Par Paul Vartan Sookiasian

Alors que les alliés du régime d’Ilham Aliev se sont réunis pour la deuxième année consécutive lors de l’incroyable spectacle de son “Forum Mondial des Médias de Chouchi” au cœur d’une région qui a été brutalement affamée et ethniquement nettoyée l’année dernière, une participante, en particulier, s’est démarquée. Aux côtés de la liste habituelle de lobbyistes et d’affiliés azerbaïdjanais, la présence de Rebecca McLaughlin-Eastham, présentatrice et productrice exécutive d’Euronews, a suscité des interrogations. Pourquoi une représentante du principal diffuseur d’information européen autrefois respecté participe-t-elle au spectacle d’un dictateur?
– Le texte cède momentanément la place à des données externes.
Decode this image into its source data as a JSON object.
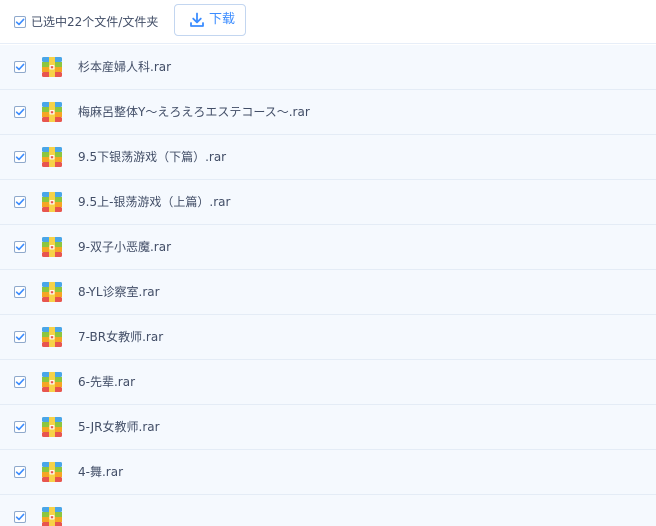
{
  "toolbar": {
    "selection_label": "已选中22个文件/文件夹",
    "download_label": "下载",
    "download_icon": "download-icon",
    "select_all_checked": true
  },
  "colors": {
    "accent": "#3b8cff",
    "row_background": "#f5f9fe",
    "row_border": "#e4ecf6",
    "text": "#424e67",
    "checkbox_border": "#8fa9cc",
    "rar_icon_blue": "#4aa6e8",
    "rar_icon_green": "#8cc63f",
    "rar_icon_orange": "#f5a623",
    "rar_icon_red": "#e8554e",
    "rar_icon_yellow": "#f7d248"
  },
  "files": [
    {
      "name": "杉本産婦人科.rar",
      "icon": "rar-archive-icon",
      "checked": true
    },
    {
      "name": "梅麻呂整体Y～えろえろエステコース～.rar",
      "icon": "rar-archive-icon",
      "checked": true
    },
    {
      "name": "9.5下银荡游戏（下篇）.rar",
      "icon": "rar-archive-icon",
      "checked": true
    },
    {
      "name": "9.5上-银荡游戏（上篇）.rar",
      "icon": "rar-archive-icon",
      "checked": true
    },
    {
      "name": "9-双子小恶魔.rar",
      "icon": "rar-archive-icon",
      "checked": true
    },
    {
      "name": "8-YL诊察室.rar",
      "icon": "rar-archive-icon",
      "checked": true
    },
    {
      "name": "7-BR女教师.rar",
      "icon": "rar-archive-icon",
      "checked": true
    },
    {
      "name": "6-先辈.rar",
      "icon": "rar-archive-icon",
      "checked": true
    },
    {
      "name": "5-JR女教师.rar",
      "icon": "rar-archive-icon",
      "checked": true
    },
    {
      "name": "4-舞.rar",
      "icon": "rar-archive-icon",
      "checked": true
    },
    {
      "name": "",
      "icon": "rar-archive-icon",
      "checked": true
    }
  ]
}
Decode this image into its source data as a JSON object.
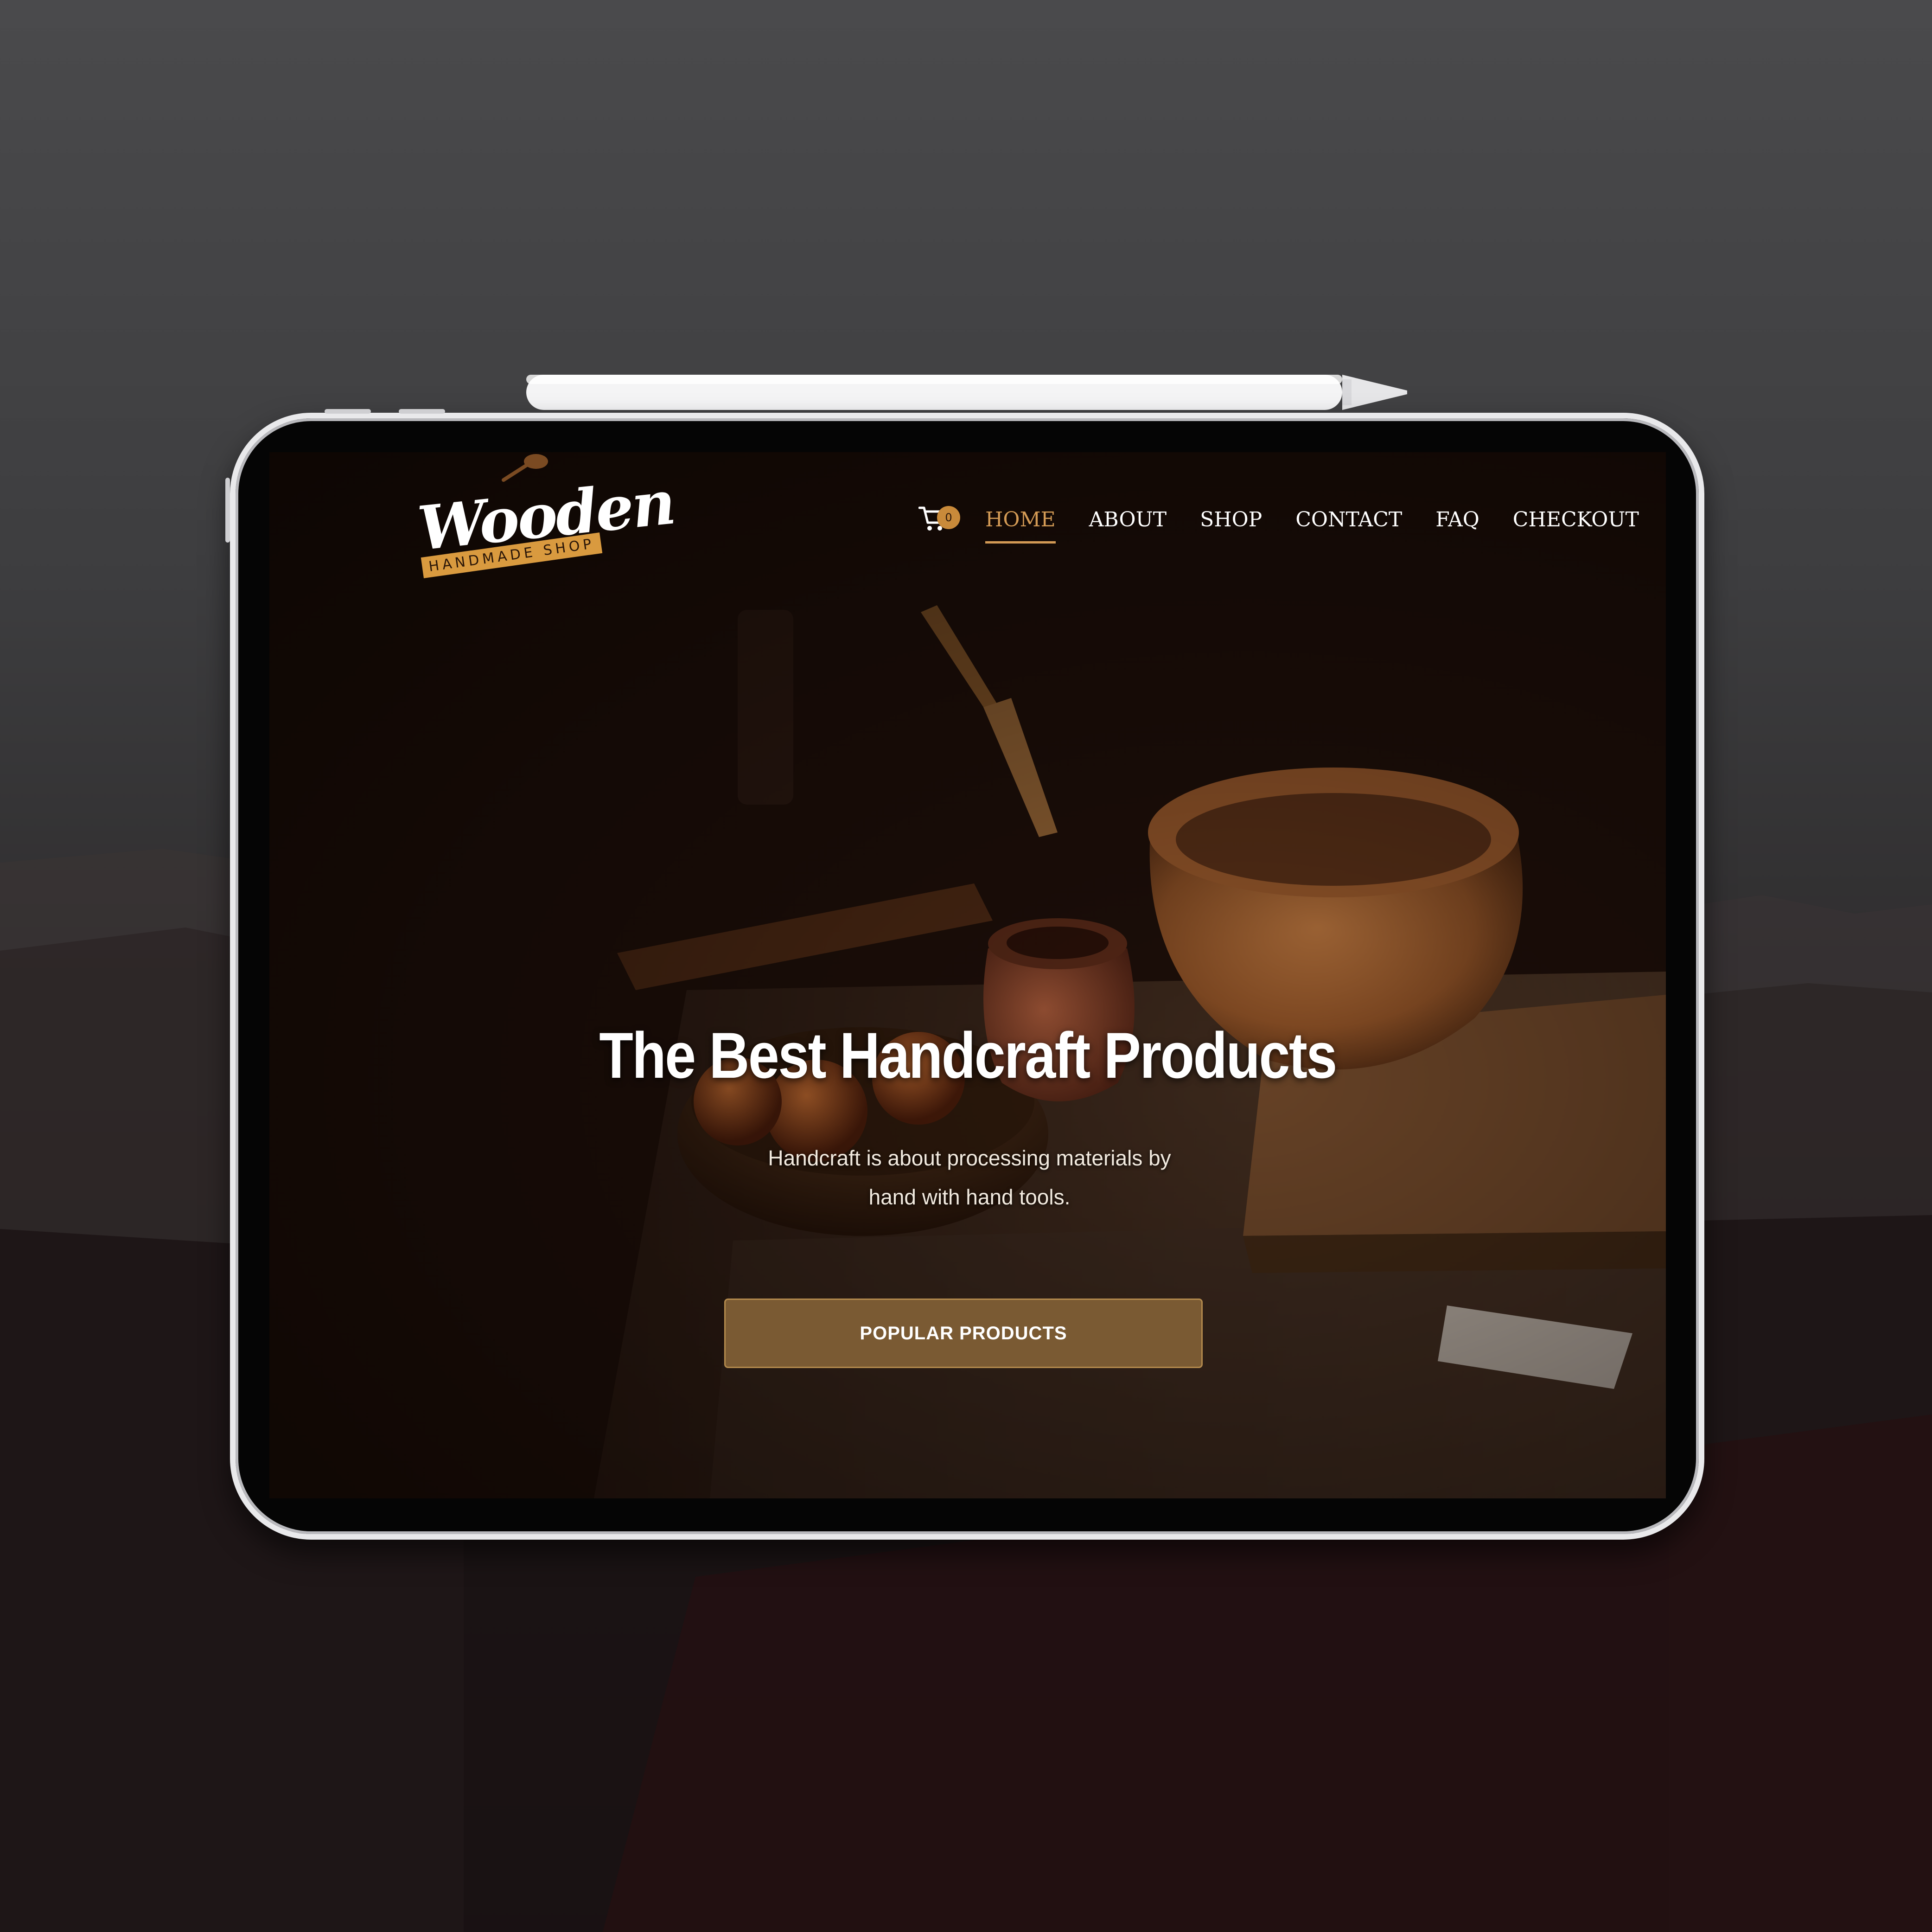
{
  "site": {
    "logo": {
      "wordmark": "Wooden",
      "tagline": "HANDMADE SHOP"
    },
    "cart": {
      "icon": "cart-icon",
      "count": "0"
    },
    "nav": {
      "items": [
        {
          "label": "HOME",
          "active": true
        },
        {
          "label": "ABOUT",
          "active": false
        },
        {
          "label": "SHOP",
          "active": false
        },
        {
          "label": "CONTACT",
          "active": false
        },
        {
          "label": "FAQ",
          "active": false
        },
        {
          "label": "CHECKOUT",
          "active": false
        }
      ]
    },
    "hero": {
      "title": "The Best Handcraft Products",
      "subtitle": "Handcraft is about processing materials by hand with hand tools.",
      "cta_label": "POPULAR PRODUCTS"
    }
  },
  "colors": {
    "accent": "#d39a55",
    "badge": "#c98a3a",
    "cta_bg": "#7a5a33",
    "cta_border": "#b48a4d",
    "hero_bg": "#1b0f0a"
  }
}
CivilNet a contacté à plusieurs reprises Euronews, McLaughlin-Eastham, le Forum des Médias lui-même et d’autres participants pour obtenir des réponses. Bien qu’aucun n’ait répondu, certaines réponses peuvent être trouvées dans cette analyse approfondie d’Euronews, qui dispose d’un contrat de parrainage en cours avec l’Office du Tourisme d’Azerbaïdjan.

Fondée à l’origine en 1993 par l’Union Européenne de Radio-Télévision pour apporter une perspective européenne au phénomène des informations 24h/24 lancé par CNN, Euronews atteint plus de 400 millions de foyers dans 160 pays. En tant que principale chaîne d’information européenne, elle jouissait d’une solide réputation, se déclarant non biaisée et “résolument impartiale”.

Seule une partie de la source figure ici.